More than 150 people turned up to listen to their answers - but the candidates might be perturbed that the biggest cheer of the night was reserved for a man congratulated for losing two stone on a fitness course at the Doncaster Road venue.
After the two-hour event Southmead residents had mixed feelings.
Retired Joan Bennett, 71, said: "I thought it was interesting and I have almost made my mind up. I felt their responses were genuine and although I was against having a mayor I will vote because I feel women should always vote."
Sylvia Smith, 72 and also retired said: "I feel like they are all saying the same thing. I just can't help feeling it is going to end up being a popularity contest in the end."
Alan Piper, 67, is the chair of the BS10 Parks and Planning group in Southmead.
He said: "I think every candidate answered the question the same way and feel like they don't really answer the question at all. I am in favour of a mayor but was not convinced by any of them on that platform tonight."
The first question of the evening asked the candidates what qualified them to be Bristol's mayor.
Most candidates pointed to the fact they grew up in Bristol with Mr Maggs pointing out he had "300 years of Bristol in him" and passionately wanted to address unemployment and care services for the elderly.
Mr Rees said he had experienced both the "best and worst" of the city and worked in a variety of jobs helping him know what it takes to banish inequality and poverty.
Mr Gollop said that he understood that Bristolians were fed up of being ignored by the council.
"The role of mayor is to listen to what people are saying," he said.
Mr Ferguson said he was committed to making Bristol great, and making it England's second city.
Mr Baldwin, who said he was standing to defend "ordinary people", was passionate in answering a question on cuts to care services.
"These cuts are an example of local government doing central government's bidding," he said. "One of my first priorities would be to reverse these closures."
On the issue of transport and unemployment Mr Rogers again reiterated his pledge to introduce £1.50 bus fares, giving figures on how it could be done, and underlined his determination to improve care services on offer despite recent cuts.

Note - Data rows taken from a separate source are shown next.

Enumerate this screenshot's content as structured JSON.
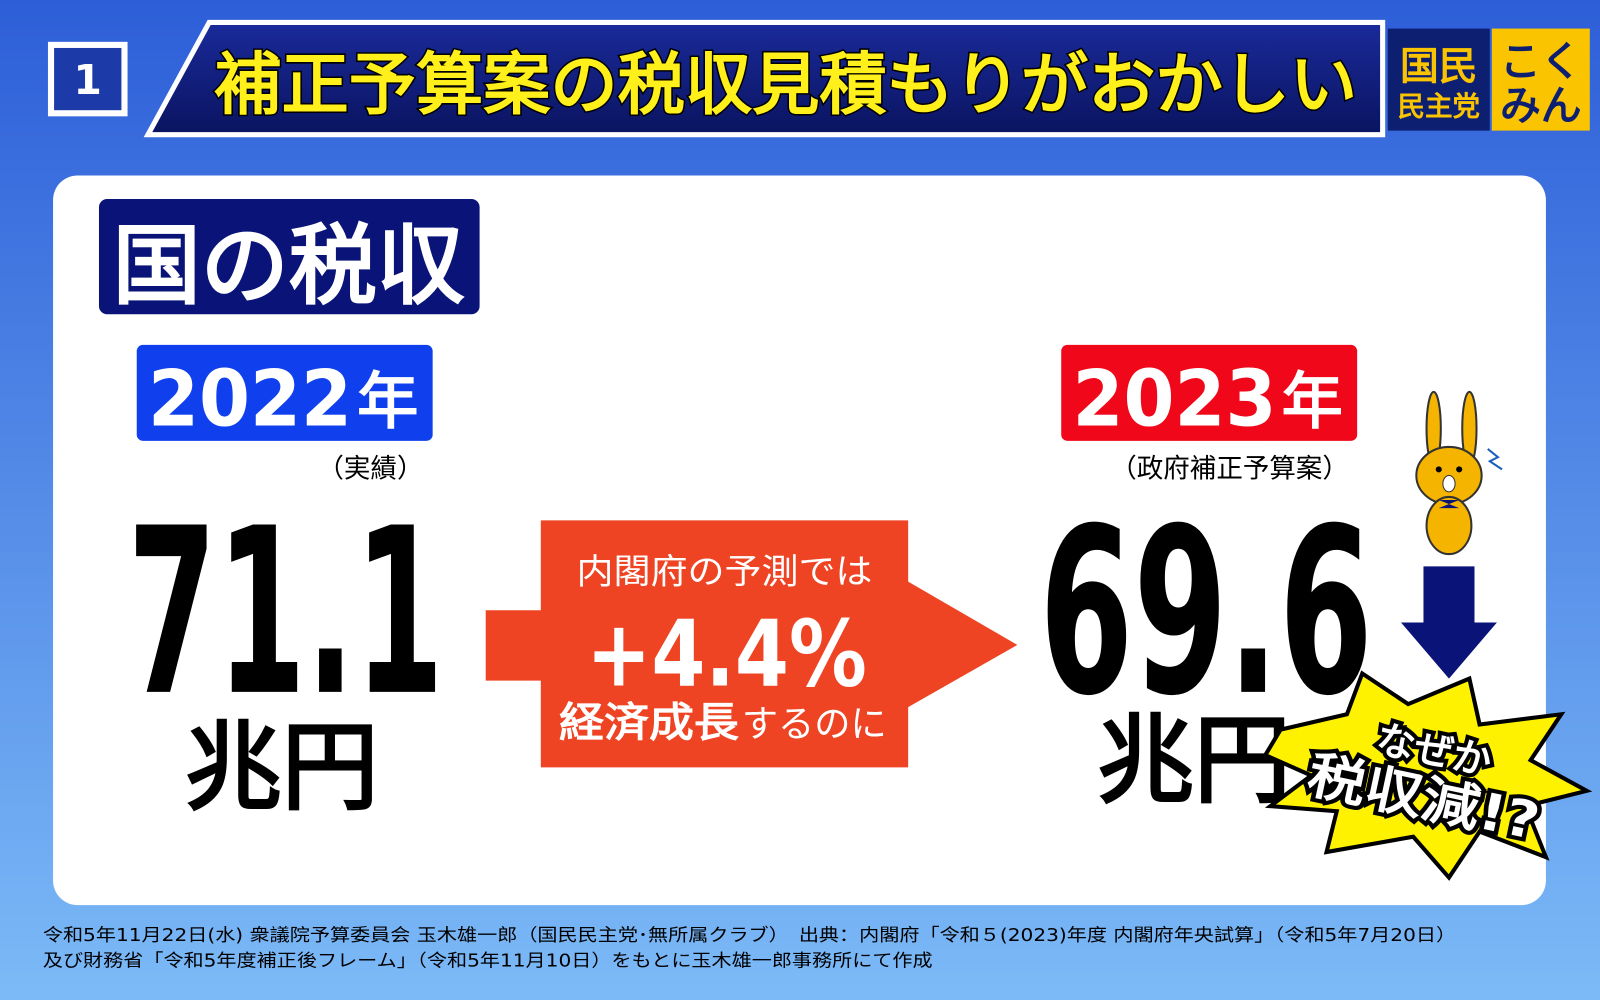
{
  "slide_number": "1",
  "header": {
    "title": "補正予算案の税収見積もりがおかしい",
    "logo": {
      "party_line1": "国民",
      "party_line2": "民主党",
      "brand_line1": "こく",
      "brand_line2": "みん"
    }
  },
  "section_label": "国の税収",
  "left": {
    "year": "2022",
    "year_unit": "年",
    "note": "（実績）",
    "value": "71.1",
    "unit": "兆円"
  },
  "arrow": {
    "line1": "内閣府の予測では",
    "growth": "+4.4%",
    "line3_bold": "経済成長",
    "line3_rest": "するのに"
  },
  "right": {
    "year": "2023",
    "year_unit": "年",
    "note": "（政府補正予算案）",
    "value": "69.6",
    "unit": "兆円"
  },
  "burst": {
    "line1": "なぜか",
    "line2": "税収減!?"
  },
  "footer": {
    "line1": "令和5年11月22日(水) 衆議院予算委員会 玉木雄一郎（国民民主党･無所属クラブ）　出典：内閣府「令和５(2023)年度 内閣府年央試算」（令和5年7月20日）",
    "line2": "及び財務省「令和5年度補正後フレーム」（令和5年11月10日）をもとに玉木雄一郎事務所にて作成"
  }
}
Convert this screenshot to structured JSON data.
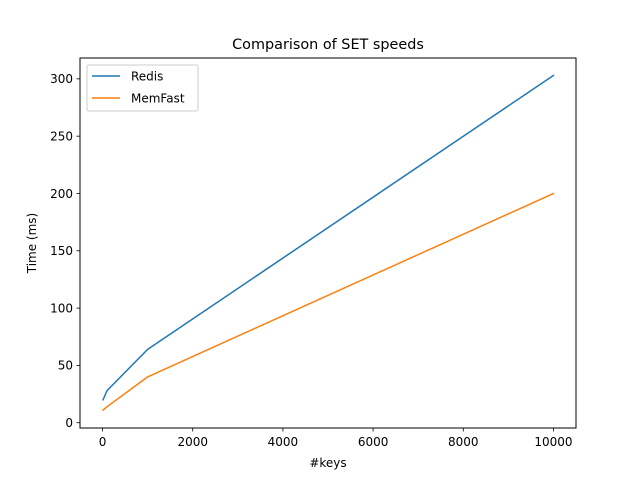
{
  "chart_data": {
    "type": "line",
    "title": "Comparison of SET speeds",
    "xlabel": "#keys",
    "ylabel": "Time (ms)",
    "xlim": [
      -500,
      10500
    ],
    "ylim": [
      -4.6,
      318.2
    ],
    "x_ticks": [
      0,
      2000,
      4000,
      6000,
      8000,
      10000
    ],
    "y_ticks": [
      0,
      50,
      100,
      150,
      200,
      250,
      300
    ],
    "grid": false,
    "legend_position": "upper-left",
    "series": [
      {
        "name": "Redis",
        "color": "#1f77b4",
        "x": [
          10,
          100,
          1000,
          10000
        ],
        "y": [
          20,
          28,
          64,
          303
        ]
      },
      {
        "name": "MemFast",
        "color": "#ff7f0e",
        "x": [
          10,
          100,
          1000,
          10000
        ],
        "y": [
          11,
          14,
          40,
          200
        ]
      }
    ]
  }
}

All candidates agreed it was important they fostered better relations with neighbouring authorities for the benefit of Bristol and agreed that open spaces needed to be put in the hands of "vital" neighbourhood partnerships and not sold off.
Ms Radice highlighted the importance of planting more trees in communities to protect them from flooding and global warming.
Mr Collins consistently pointed to his work as a councillor for Southmead in the 1990s when he said he always battled for what was right.